At 361 patients and staff, the Waitemata DHB reported the greatest number of people affected in the three financial years to June 30 last year. These were all norovirus cases, as were the 198 patients and staff affected at Counties Manukau DHB.
At Waikato DHB, in addition to the majority of cases, which were norovirus, there were two outbreaks of superbugs: one was CRE (carbapenemase-resistant enterobacteriaceae), affecting six patients; the other was ESBL (extended-spectrum beta-lactamase-producing bacteria), affecting 10 patients last year.
At Auckland DHB, 21 patients and 22 staff had norovirus. A further 41 patients had a superbug: two had MRAB, 24 had vancomycin-resistant enterococci in December 2012, and 15 had multi-resistant klebsiella pneumoniae between January and July 2012.
Dr Roberts said both MRAB patients were colonised by the bacteria - it was detected in their phlegm or saliva - but did not cause them an infection.
"We didn't have to treat them but if they had got a serious infection and we had to treat them we would have struggled ... There is high mortality with it."
"The patient got transferred [from an intensive care unit] and it wasn't picked up on our routine screen, but they came ventilated and we picked it up that way, it was in their respiratory secretions."
"The patient was transferred from overseas with it - we don't have homegrown strains at all - and unfortunately transferred it to one patient but that was it. We were very aggressive in our approach on managing that."
An investigation did not discover how the bacteria got to the second patient.
"I presume in all honesty there had to be a breach in best practice, but we never determined what it was."
Dr Roberts said MRAB turned up at Auckland Hospital occasionally in patients who brought it back from overseas hospitals.
The two patients were isolated from other patients, staff attending to them used special precautions such as protective goggles, their rooms underwent a special clean after the patients left, and their national health index numbers have been tagged with an alert.
"As you get better, if you don't need to have a ventilator or tracheostomy to assist you breathing, you get rid of these germs over time."
Lack of vigilance on antibiotics
Government officials have admitted to a "lack of surveillance" of antibiotic use, and that there has been "little, if any" review of antibiotic-resistance policy.
Infectious disease experts say New Zealand's strategy to combat antibiotic-resistant bacteria harmful bacteria is "missing in action".
Making a plan is considered especially important for New Zealand because of its high use of antibiotics compared with other developed countries.
Associate Professor Mark Thomas and colleagues say in the New Zealand Medical Journal that there has been "no visible coordinated strategy around antimicrobial resistance in New Zealand".

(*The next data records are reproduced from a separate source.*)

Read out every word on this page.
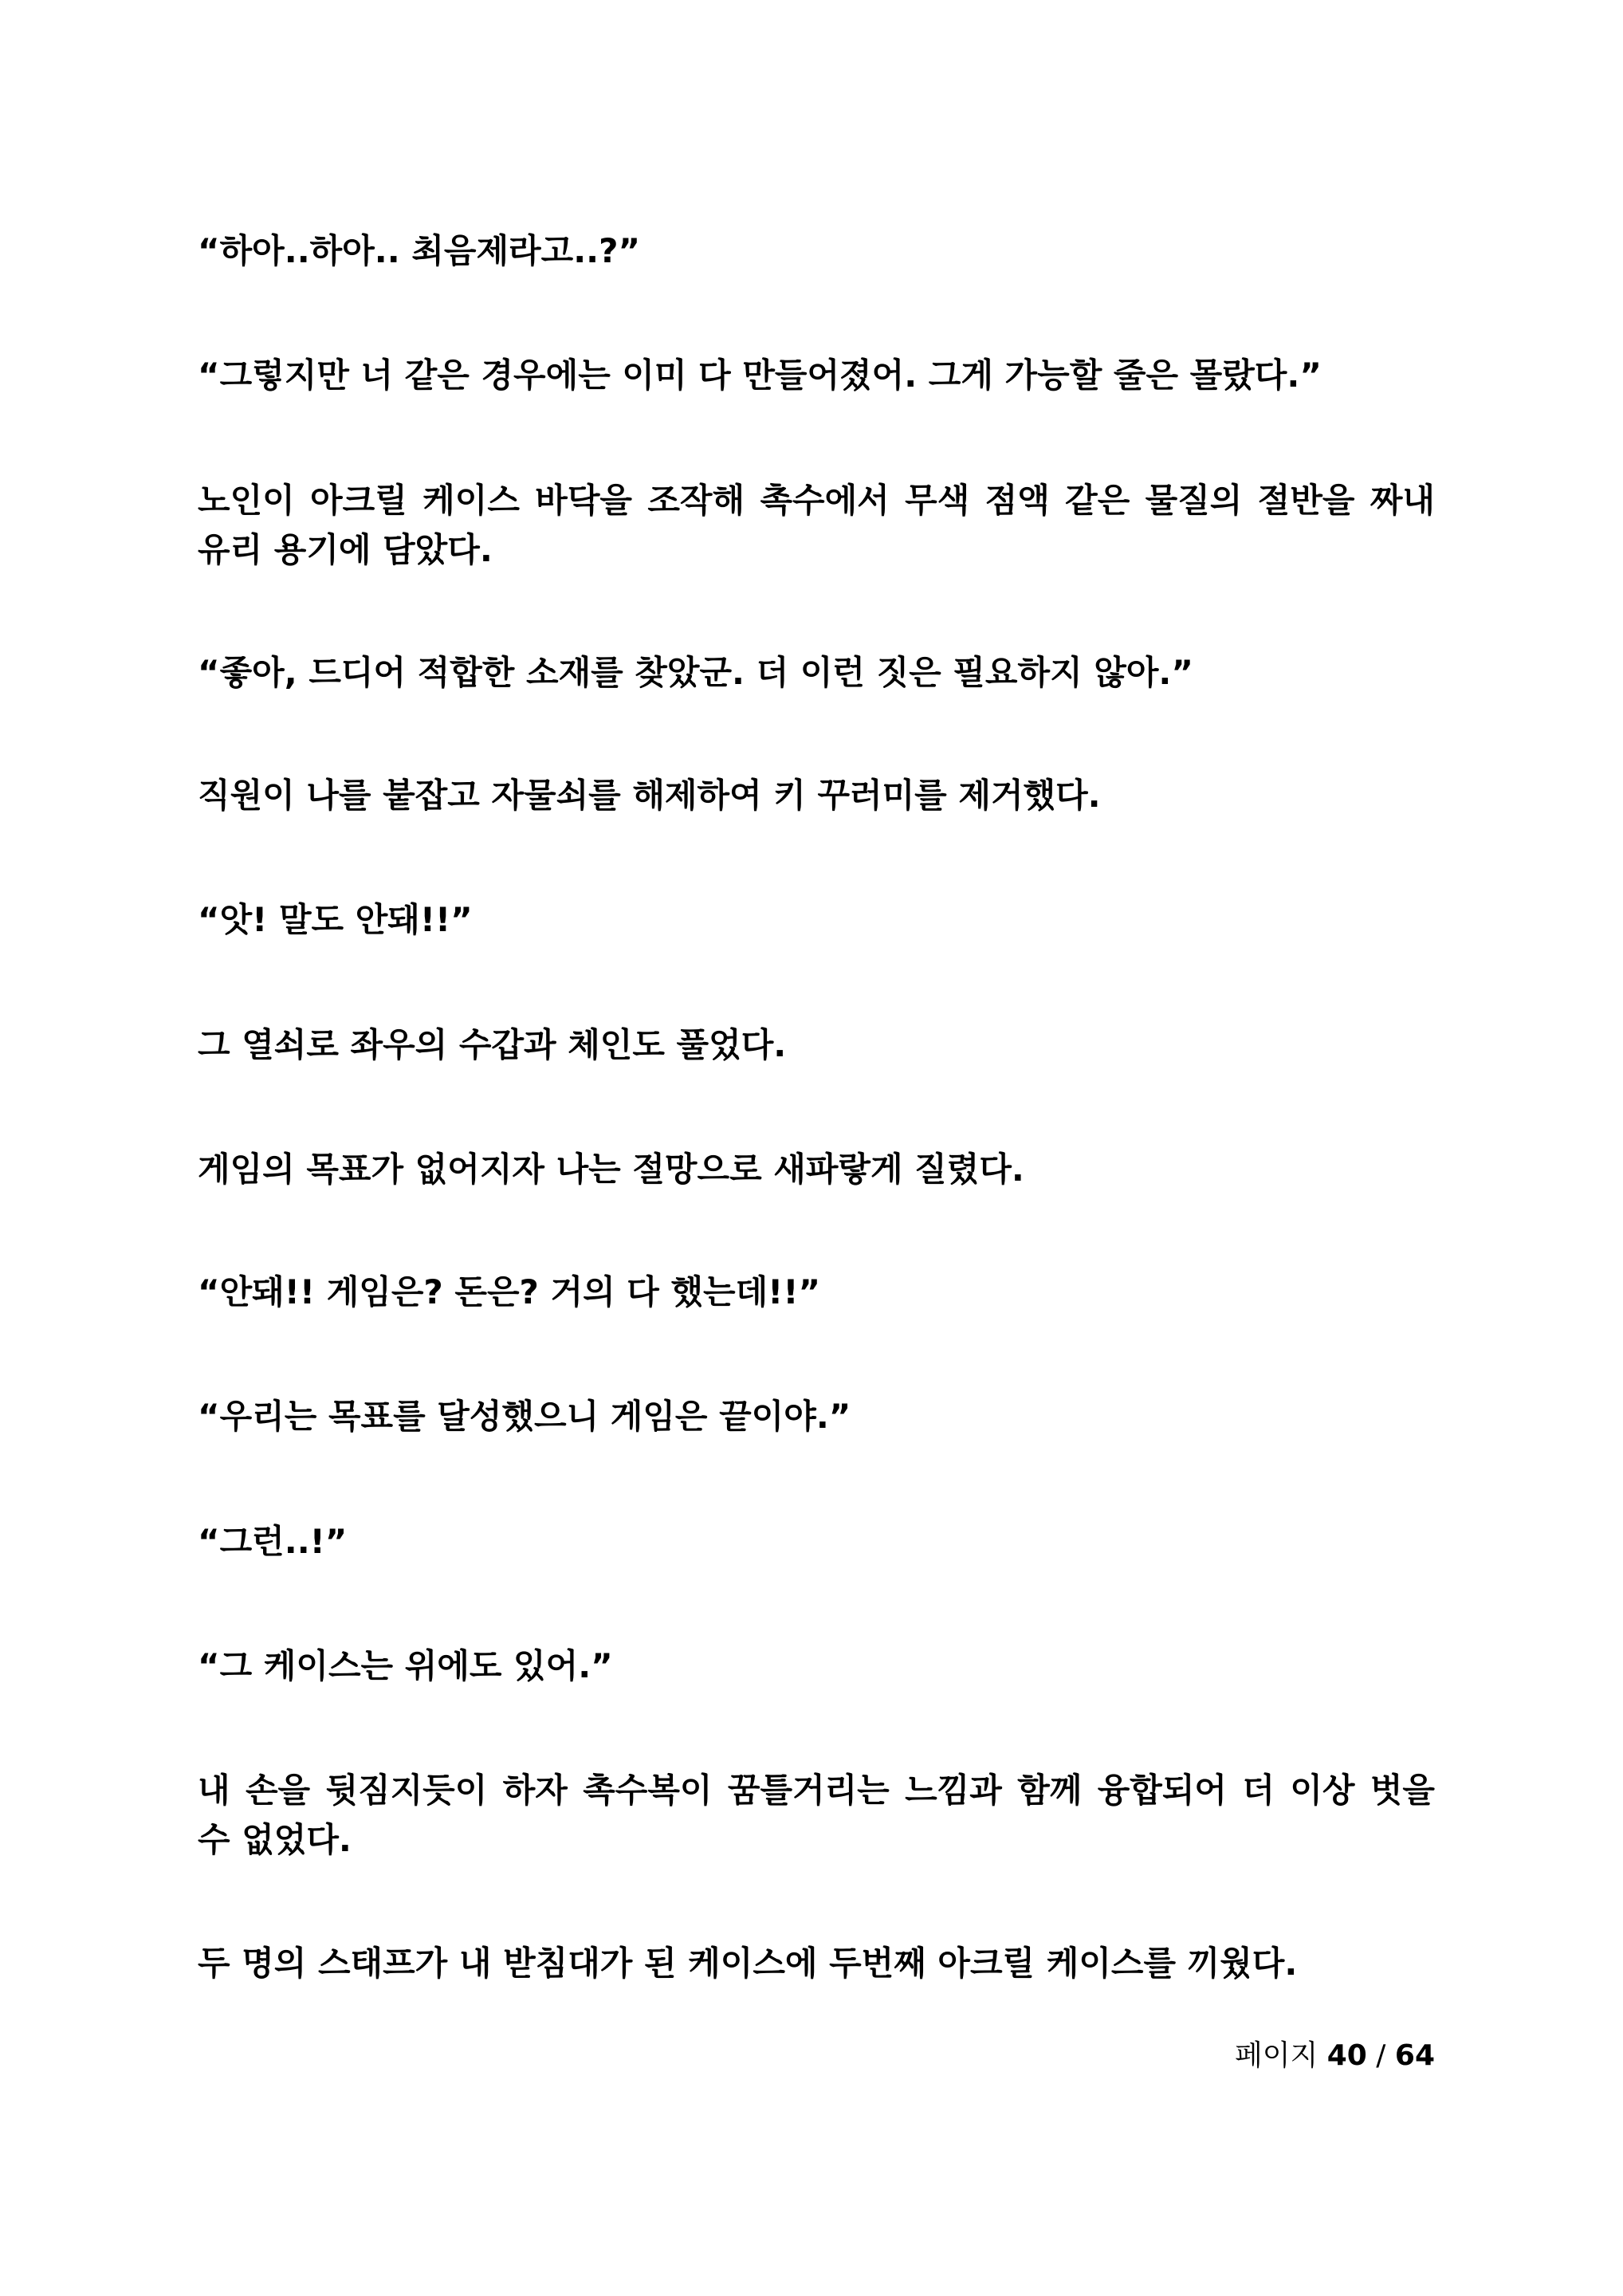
“하아..하아.. 최음제라고..?”

“그렇지만 너 같은 경우에는 이미 다 만들어졌어. 그게 가능할 줄은 몰랐다.”

노인이 아크릴 케이스 바닥을 조작해 촉수에서 무색 점액 같은 물질의 절반을 짜내 유리 용기에 담았다.

“좋아, 드디어 적합한 소재를 찾았군. 더 이런 짓은 필요하지 않아.”

직원이 나를 붙잡고 자물쇠를 해제하여 키 꾸러미를 제거했다.

“앗! 말도 안돼!!”

그 열쇠로 좌우의 수갑과 체인도 풀었다.

게임의 목표가 없어지자 나는 절망으로 새파랗게 질렸다.

“안돼!! 게임은? 돈은? 거의 다 했는데!!”

“우리는 목표를 달성했으니 게임은 끝이야.”

“그런..!”

“그 케이스는 위에도 있어.”

내 손을 뒷짐지듯이 하자 촉수복이 꿈틀거리는 느낌과 함께 융합되어 더 이상 벗을 수 없었다.

두 명의 스태프가 내 받침대가 된 케이스에 두번째 아크릴 케이스를 끼웠다.

페이지 40 / 64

They list antimicrobial-resistance threats to have emerged in New Zealand, including high rates of staphylococcus aureus resistance to fusidic acid, the detection of resistant campylobacter in poultry and people, and the transmission of bacteria resistant to carbapenems, a group of last-resort antibiotics.

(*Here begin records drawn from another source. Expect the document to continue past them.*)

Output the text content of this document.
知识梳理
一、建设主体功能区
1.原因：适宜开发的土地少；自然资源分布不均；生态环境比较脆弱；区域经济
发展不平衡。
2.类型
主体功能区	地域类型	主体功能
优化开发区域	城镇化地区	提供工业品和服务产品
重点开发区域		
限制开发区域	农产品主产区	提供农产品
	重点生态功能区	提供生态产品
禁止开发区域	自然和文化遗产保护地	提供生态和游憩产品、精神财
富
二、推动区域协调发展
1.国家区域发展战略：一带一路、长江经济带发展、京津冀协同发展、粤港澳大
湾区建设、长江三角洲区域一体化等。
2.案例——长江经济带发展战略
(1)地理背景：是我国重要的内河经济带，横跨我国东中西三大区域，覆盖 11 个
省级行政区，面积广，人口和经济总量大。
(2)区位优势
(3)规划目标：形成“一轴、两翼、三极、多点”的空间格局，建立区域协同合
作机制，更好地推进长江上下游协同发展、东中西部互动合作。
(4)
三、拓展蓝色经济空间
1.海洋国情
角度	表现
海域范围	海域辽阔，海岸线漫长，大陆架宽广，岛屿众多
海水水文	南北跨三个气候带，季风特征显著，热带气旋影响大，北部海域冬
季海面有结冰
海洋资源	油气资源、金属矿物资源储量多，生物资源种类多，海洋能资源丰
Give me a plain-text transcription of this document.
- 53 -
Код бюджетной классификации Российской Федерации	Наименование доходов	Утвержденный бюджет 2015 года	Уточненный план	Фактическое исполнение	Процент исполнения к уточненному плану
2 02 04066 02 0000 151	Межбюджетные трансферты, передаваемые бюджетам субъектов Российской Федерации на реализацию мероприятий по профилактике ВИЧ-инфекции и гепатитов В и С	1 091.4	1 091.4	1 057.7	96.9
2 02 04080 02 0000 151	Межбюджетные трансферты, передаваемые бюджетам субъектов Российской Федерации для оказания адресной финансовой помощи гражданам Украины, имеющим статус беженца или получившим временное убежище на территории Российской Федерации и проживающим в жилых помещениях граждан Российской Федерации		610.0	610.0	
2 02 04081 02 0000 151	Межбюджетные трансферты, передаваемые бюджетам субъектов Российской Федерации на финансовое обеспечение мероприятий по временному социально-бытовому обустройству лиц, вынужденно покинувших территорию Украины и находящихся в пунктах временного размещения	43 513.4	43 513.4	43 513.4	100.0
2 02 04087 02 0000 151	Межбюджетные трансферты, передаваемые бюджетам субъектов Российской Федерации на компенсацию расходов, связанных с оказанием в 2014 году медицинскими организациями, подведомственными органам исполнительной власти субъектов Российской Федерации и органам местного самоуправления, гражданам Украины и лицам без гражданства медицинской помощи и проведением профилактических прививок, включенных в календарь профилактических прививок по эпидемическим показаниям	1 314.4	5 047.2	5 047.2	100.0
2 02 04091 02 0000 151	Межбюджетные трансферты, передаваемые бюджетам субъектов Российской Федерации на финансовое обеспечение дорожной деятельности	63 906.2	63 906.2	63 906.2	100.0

Dr Thomas told the Herald New Zealand must develop a strategy to significantly reduce antibiotic use and to make greater use of the narrow-spectrum types in preference to those which target a broader range of harmful bacteria.
The Government has committed to enacting a national plan on antimicrobial resistance by May 2017, in response to the international request of the World Health Organisation in 2011.
In a Health Ministry paper obtained under the Official Information Act, officials told ministers of the effect of the 2010 discontinuation of the Antimicrobial Resistance Advisory Group.
"As a result, in recent years little - if any - antimicrobial resistance policy review has occurred despite a growing global concern over new and emerging antimicrobial resistant organisms.
"For example, at a national level, data from the surveillance of resistance is not being used to formulate and then monitor policies to manage the emergence and spread of antimicrobial resistance."Another ministry group monitors the number of infections linked to healthcare, the paper says.
"However, some clinicians consider that the relationship of healthcare-associated infections with antimicrobial use and antimicrobial resistance is only a very small part of the overall picture.
"There is a lack of surveillance of antimicrobial consumption, particularly in the community setting where most prescribing occurs."
One of the authors of the ministry paper, chief medical officer Dr Don Mackie, told the Herald the ministry had contracted the Institute of Environmental Science and Research (ESR) to analyse the impact of antibiotic prescribing on resistance in New Zealand.
"Antimicrobial resistance continues to be a high priority for the ministry."
The paper, written when Tony Ryall was Health Minister, floated the idea of a health target to compare hospitals and regions on their use of antibiotics. Mr Ryall last year dismissed the idea to the Herald, but said benchmarking antibiotic use against best practice was being considered.
Dr Thomas said ministerial targets, such as the one to encourage increased immunisation of children, had proven their ability to make changes.